Customer Reviews:
These reviews certainly don't matter March 2, 2007 10 out of 10 found this review helpful
Ignore what is painfully obvious. This book is not a diatribe about the folly of the Iraq war, it is a re-evaluation of a much maligned, much misunderstood, frequently hated icon, who after his death was subjected to a tug-of-war competition between the Right and the Left as to who should own him. This short book aims to correct the incessant harping of the 'Orwell was anti-women, anti-Semitic, anti-everything' Brigade. Such criticisms deserve an answer, not an excuse, and they are provided amply in this book. If you really do wish to uncover the myth of what some people believe is a well-worn topic, you should definitely give this a read.

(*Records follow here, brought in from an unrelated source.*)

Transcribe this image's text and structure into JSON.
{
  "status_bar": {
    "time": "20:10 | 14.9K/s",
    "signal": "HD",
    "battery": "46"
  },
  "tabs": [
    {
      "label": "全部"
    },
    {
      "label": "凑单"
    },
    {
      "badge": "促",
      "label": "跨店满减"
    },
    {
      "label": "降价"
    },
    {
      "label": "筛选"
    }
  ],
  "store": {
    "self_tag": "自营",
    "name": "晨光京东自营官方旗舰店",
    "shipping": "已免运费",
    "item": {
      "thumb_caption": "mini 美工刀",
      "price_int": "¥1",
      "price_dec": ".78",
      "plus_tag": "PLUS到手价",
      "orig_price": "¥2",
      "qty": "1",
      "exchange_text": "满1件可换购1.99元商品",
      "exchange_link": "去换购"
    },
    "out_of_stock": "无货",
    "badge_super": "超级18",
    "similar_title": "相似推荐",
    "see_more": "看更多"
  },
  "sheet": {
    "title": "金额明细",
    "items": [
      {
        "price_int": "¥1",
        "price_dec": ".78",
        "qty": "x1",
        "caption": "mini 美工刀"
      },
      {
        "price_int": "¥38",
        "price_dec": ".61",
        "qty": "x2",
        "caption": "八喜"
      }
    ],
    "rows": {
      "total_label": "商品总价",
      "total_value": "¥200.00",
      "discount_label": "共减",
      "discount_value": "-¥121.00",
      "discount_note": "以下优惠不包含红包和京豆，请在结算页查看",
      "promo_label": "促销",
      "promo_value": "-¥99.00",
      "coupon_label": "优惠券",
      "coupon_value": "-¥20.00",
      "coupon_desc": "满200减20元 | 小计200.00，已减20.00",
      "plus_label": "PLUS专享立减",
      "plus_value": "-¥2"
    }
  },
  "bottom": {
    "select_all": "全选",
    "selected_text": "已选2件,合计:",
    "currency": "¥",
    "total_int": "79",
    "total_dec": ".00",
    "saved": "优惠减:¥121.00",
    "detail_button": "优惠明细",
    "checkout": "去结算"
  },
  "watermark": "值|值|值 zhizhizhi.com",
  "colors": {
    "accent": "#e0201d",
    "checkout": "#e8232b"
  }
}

A louse on a louse June 9, 2003 2 out of 38 found this review helpful
One leftie icon idolises another leftie icon. Hitchens, the warmongering writer for rich Americans, has written what can only be described as a hagiography of 'Saint George' Orwell. One witless anti-communist writing about another, Hitchens has nothing new to say; he merely retreads his tired old insults about Orwell's many enemies. Orwell got everything wrong politically; he followed every faddish trend, while always posing as independent, above the foolish crowd - it's no surprise that Hitchens, who has always adopted the same superior pose, praises his predecessor. Orwell was old Etonian to the core, anti-women, anti-black, anti-Semitic, anti-working class, anti-trade union. Hitchens, a vicious spokesman for George Bush, used to have a reputation as a radical, but his brother Peter is a far braver, more independent, thinker.
(What's) the Matter with Hitchens April 28, 2003 7 out of 28 found this review helpful
Christopher Hitchens talks of Orwell in his invited lectures and at the New School in New York where he occasionally teaches, writes of Orwell in his books, and backs Paul Wolfowitz as a matter of Realpolitik on the second gulf war. One waits in vain to read a piece of his that, knowledgable as he is and not one to turn away from a fight, critiques the Pentagon, an institution that houses Wolfowitz (and many others) and which simply cries out to be critiqued -- and precisely on Orwellian grounds. On this matter Hitchens is no longer an expat critic of the American establishment as he was once hailed to be, he is a yes-sayer. In his silence is a complicit yes to any number of things the Pentagon says and does. This makes not only for bad writing (a gadfly who agrees?), it aligns his current thought with the likes of Kissinger, whom Hitchens saw fit to dispatch with in a book. And rightly so. Hitchens has gone to bed with the Pentagon too uncritically, simply because they talk about democracy and wage war against theocracy. I can find no better way than to get my point across regarding Hitchens and the distance that he has placed between himself and this book than to put it thus: Orwell would have disagreed with Hitchens on this one. And that matters.